Kevin lifted him up to my chest, the most precious thing he had ever handed me. I rubbed the baby’s back and he began breathing almost immediately. He didn’t cry, other than a short squawk on his first gasp. All that day he didn’t cry. He squinted at us through puffy eyelids and searched for us with his murky newborn gaze, but he was as calm as could be.
A couple minutes later, my mother in law walked in. The girls ran out to meet her. “Your baby brother is going to be born today!” she said to the girls. “He already was!” crowed Gianna. Ashen-faced, Mimi walked in and burst into tears of joy.
A couple minutes after that Cindy arrived. (She already knew he’d been born because she’s heard the whole thing.) She let me know she had talked to our midwife and that she would be there any minute.
Kevin asked if I wanted to get out of the tub, but I said I’d prefer to wait for the midwife to get there. We added warm water to the bath and covered the baby with a mountain of beach towels. The placenta we put in a bowl and it hung out on my leg until the midwife walked in, surveyed the scene, and burst into laughter. “Only you, Micaela, would sit waiting for me in a bathtub with your new baby on your chest and the placenta on your lap.”
I got out of the bath then, with the help of the midwife, Cindy, and Kevin. The midwife weighed and measured him and checked him for any abnormalities. She stitched me up, too, but the tear was minor and nothing like the Aliya’s birth. A little while later I realized Cindy was gone. Turns out she was tackling our mountain of dishes. A saint in the making, right? (Want to give a new mom an amazing gift? Do her dishes!)

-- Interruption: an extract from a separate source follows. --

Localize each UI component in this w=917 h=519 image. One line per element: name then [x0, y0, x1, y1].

Kevin and I spent the next few delicious hours snuggled up with baby. We dozed and woke, dozed and woke and finally got down to picking a name. We had (again) 2 options. My only reservation about the name Gabriel was that it was the name we had given our miscarried baby, our first baby in heaven. But when we realized the date (All Souls Day) we decided to honor our baby in heaven by naming his brother after him.

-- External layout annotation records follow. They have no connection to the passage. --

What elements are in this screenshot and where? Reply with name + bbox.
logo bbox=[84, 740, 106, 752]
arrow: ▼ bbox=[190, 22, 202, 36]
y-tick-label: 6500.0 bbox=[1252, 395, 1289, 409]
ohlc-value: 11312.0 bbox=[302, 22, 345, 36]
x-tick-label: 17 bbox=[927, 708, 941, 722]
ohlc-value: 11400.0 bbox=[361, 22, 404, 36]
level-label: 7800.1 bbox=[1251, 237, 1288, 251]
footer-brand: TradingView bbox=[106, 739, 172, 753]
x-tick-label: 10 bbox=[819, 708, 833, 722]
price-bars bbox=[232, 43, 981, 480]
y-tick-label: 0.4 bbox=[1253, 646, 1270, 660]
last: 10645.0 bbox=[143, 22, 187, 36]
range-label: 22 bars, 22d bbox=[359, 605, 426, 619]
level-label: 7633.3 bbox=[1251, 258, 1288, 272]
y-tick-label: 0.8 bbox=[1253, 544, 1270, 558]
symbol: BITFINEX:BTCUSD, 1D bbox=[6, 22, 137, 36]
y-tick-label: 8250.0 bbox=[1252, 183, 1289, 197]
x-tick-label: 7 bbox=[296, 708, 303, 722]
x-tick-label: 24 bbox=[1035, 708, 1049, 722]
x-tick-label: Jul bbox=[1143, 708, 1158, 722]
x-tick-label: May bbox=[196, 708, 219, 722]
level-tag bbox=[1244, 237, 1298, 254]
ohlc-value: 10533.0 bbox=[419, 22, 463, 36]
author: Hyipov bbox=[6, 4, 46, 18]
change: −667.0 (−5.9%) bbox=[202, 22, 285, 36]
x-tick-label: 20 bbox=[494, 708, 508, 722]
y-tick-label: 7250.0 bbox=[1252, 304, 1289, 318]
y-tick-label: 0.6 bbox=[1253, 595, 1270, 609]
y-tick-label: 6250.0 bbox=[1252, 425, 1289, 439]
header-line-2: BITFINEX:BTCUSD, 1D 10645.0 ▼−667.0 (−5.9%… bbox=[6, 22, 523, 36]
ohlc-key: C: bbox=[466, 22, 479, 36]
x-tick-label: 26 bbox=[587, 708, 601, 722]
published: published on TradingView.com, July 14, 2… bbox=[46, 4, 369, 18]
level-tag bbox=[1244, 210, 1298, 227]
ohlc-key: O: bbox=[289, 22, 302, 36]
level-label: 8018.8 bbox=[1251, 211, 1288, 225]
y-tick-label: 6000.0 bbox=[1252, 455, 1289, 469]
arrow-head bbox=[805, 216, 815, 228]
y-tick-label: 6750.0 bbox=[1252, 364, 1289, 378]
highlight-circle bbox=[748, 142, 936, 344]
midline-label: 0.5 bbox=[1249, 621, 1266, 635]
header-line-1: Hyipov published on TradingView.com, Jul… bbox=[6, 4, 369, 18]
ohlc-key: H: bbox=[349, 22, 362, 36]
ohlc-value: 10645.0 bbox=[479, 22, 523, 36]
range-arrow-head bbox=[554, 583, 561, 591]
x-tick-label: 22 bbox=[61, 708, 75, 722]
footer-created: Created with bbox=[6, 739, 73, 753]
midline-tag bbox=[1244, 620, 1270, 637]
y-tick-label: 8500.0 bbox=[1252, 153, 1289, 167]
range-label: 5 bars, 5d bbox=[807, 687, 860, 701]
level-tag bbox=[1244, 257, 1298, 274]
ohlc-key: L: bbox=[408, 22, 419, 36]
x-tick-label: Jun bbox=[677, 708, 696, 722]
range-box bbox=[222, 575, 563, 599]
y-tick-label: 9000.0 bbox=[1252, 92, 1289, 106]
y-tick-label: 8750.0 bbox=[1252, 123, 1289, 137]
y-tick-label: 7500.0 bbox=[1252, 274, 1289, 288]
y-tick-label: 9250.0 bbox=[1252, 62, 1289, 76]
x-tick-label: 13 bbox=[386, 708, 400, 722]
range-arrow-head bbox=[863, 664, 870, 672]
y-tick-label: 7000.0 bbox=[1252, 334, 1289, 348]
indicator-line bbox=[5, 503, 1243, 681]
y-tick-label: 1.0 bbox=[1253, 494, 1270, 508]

Gabriel Thomas was born at 5:10 am into his father’s hands. He weighed 8 lbs 6 oz and was 21.5 inches long. His birth was the most peaceful thing I have ever experienced. In spite of the messy house, in spite of the unplanned nature of it, my heart will be forever grateful for the birth that was attended by only my family. Try as I might (and I’ve obviously been trying), I can’t put into words what it felt like to have my husband deliver my son to me.
As a footnote, I want to make it clear that I’m not an advocate for a planned unassisted birth. I truly believe in the value of OBs and midwives. I felt God’s protection every moment of that birth, and I know that is what He had planned for us. But I wouldn’t have and never would again do it on purpose.